Luffer-Atlas Debra, Wilbraham Darren, Posada Maria M, Landry John, Tsai Max, Pearlman Eric M
Eli Lilly and Company, Indianapolis, IN, USA.
Eli Lilly and Company, Bracknell, UK.
J Clin Pharmacol. 2024 Jan;64(1):94-102. doi: 10.1002/jcph.2328. Epub 2023 Aug 24.

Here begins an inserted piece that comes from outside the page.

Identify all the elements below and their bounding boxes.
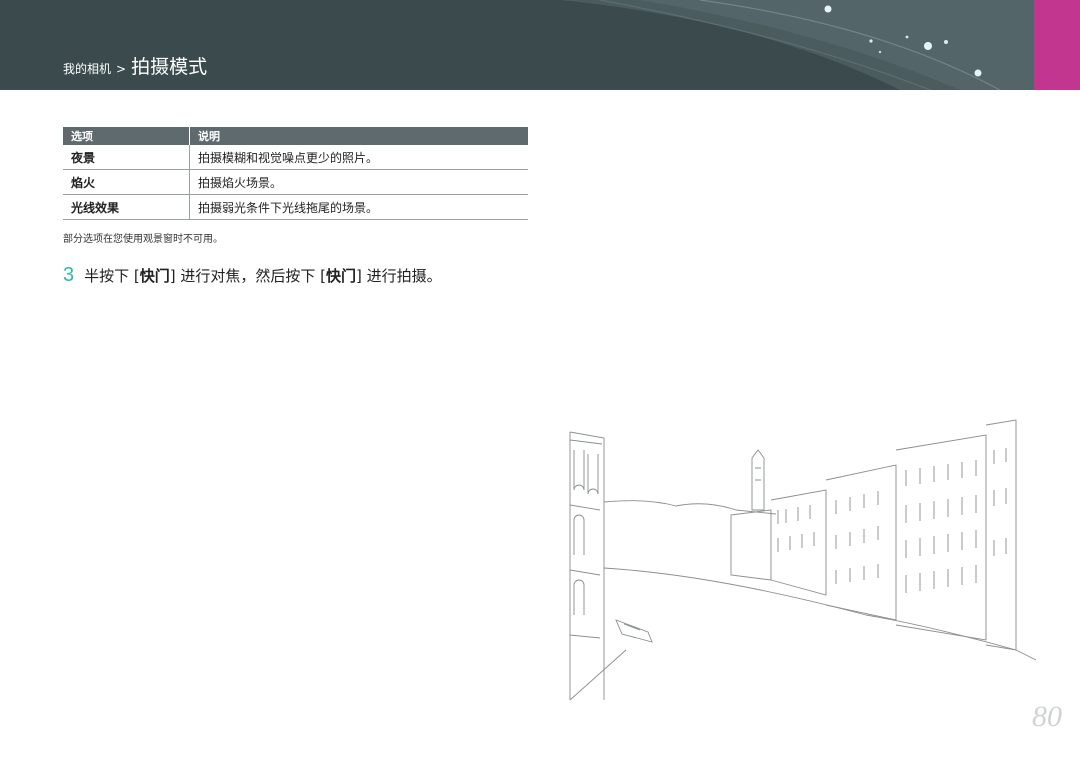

Lasmiditan is an in vitro inhibitor of P-glycoprotein (P-gp) and breast cancer resistance protein (BCRP) efflux transporters. We aimed to confirm predictions from physiologically based pharmacokinetic models of lasmiditan, and assess the safety and tolerability of rosuvastatin and dabigatran co-administered with lasmiditan. In this open-label, post-marketing drug-drug interaction, phase 1 clinical trial, eligible participants were adults aged 21-70 years with a body mass index of 18.5-35.0 kg/m . Part 1 (P-gp, 150 mg dabigatran etexilate with 200 mg lasmiditan) and part 2 (BCRP, 10 mg rosuvastatin with 200 mg lasmiditan) employed similar designs: a single dose of probe substrate administered on day -2 with pharmacokinetic evaluation; 1-week washout; lasmiditan administered on days 8 and 9 alone; lasmiditan co-administered with a single dose of probe substrate on day 10, with pharmacokinetic evaluation of probe substrate and lasmiditan. Sixty-six participants were included in part 1 and 30 participants were included in part 2. Following dabigatran co-administration with lasmiditan, versus dabigatran alone, 90% confidence intervals for geometric least-squares (LS) mean ratios of area under the plasma concentration-time curve from time 0 extrapolated to infinity (AUC ) and maximum observed drug concentration (C ) were not contained within the non-effect boundaries (0.80 to 1.25). Dabigatran AUC increased by 25% and C increased by 22%. The median time of maximum observed drug concentration (t ) for dabigatran was 2.0 to 3.0 hours. Following rosuvastatin co-administration with lasmiditan, versus rosuvastatin alone, 90%CIs for geometric LS mean ratios of AUC and C were contained within non-effect boundaries (0.80-1.25). Rosuvastatin AUC increased by 15% and C increased by 7%. The median t for rosuvastatin was 4.0 hours. Results suggest that lasmiditan has a weak effect on P-gp substrates and no clinically relevant effect on BCRP substrates.
拉米地坦是P-糖蛋白(P-gp)和乳腺癌耐药蛋白(BCRP)外排转运体的体外抑制剂。我们旨在证实基于生理药代动力学模型对拉米地坦的预测,并评估瑞舒伐他汀和达比加群与拉米地坦联合给药的安全性和耐受性。在这项开放标签的上市后药物相互作用1期临床试验中,符合条件的参与者为年龄在21至70岁之间、体重指数为18.5至35.0kg/m²的成年人。第1部分(P-gp,150mg达比加群酯与200mg拉米地坦)和第2部分(BCRP,10mg瑞舒伐他汀与200mg拉米地坦)采用了相似的设计:在第-2天给予单剂量的探针底物并进行药代动力学评估;1周的洗脱期;在第8天和第9天单独给予拉米地坦;在第10天给予拉米地坦并与单剂量的探针底物联合给药,同时对探针底物和拉米地坦进行药代动力学评估。第1部分纳入了66名参与者,第2部分纳入了30名参与者。达比加群与拉米地坦联合给药后,与单独使用达比加群相比,从时间0外推至无穷大的血浆浓度-时间曲线下面积(AUC)和最大观察药物浓度(Cmax)的几何最小二乘(LS)均值比的90%置信区间未包含在无效应边界(0.80至1.25)内。达比加群的AUC增加了25%,Cmax增加了22%。达比加群的最大观察药物浓度(tmax)中位数为2.0至3.0小时。瑞舒伐他汀与拉米地坦联合给药后,与单独使用瑞舒伐他汀相比,AUC和Cmax的几何LS均值比的90%置信区间包含在无效应边界(0.80-1.25)内。瑞舒伐他汀的AUC增加了15%,Cmax增加了7%。瑞舒伐他汀的tmax中位数为4.0小时。结果表明,拉米地坦对P-gp底物有较弱的影响,对BCRP底物无临床相关影响。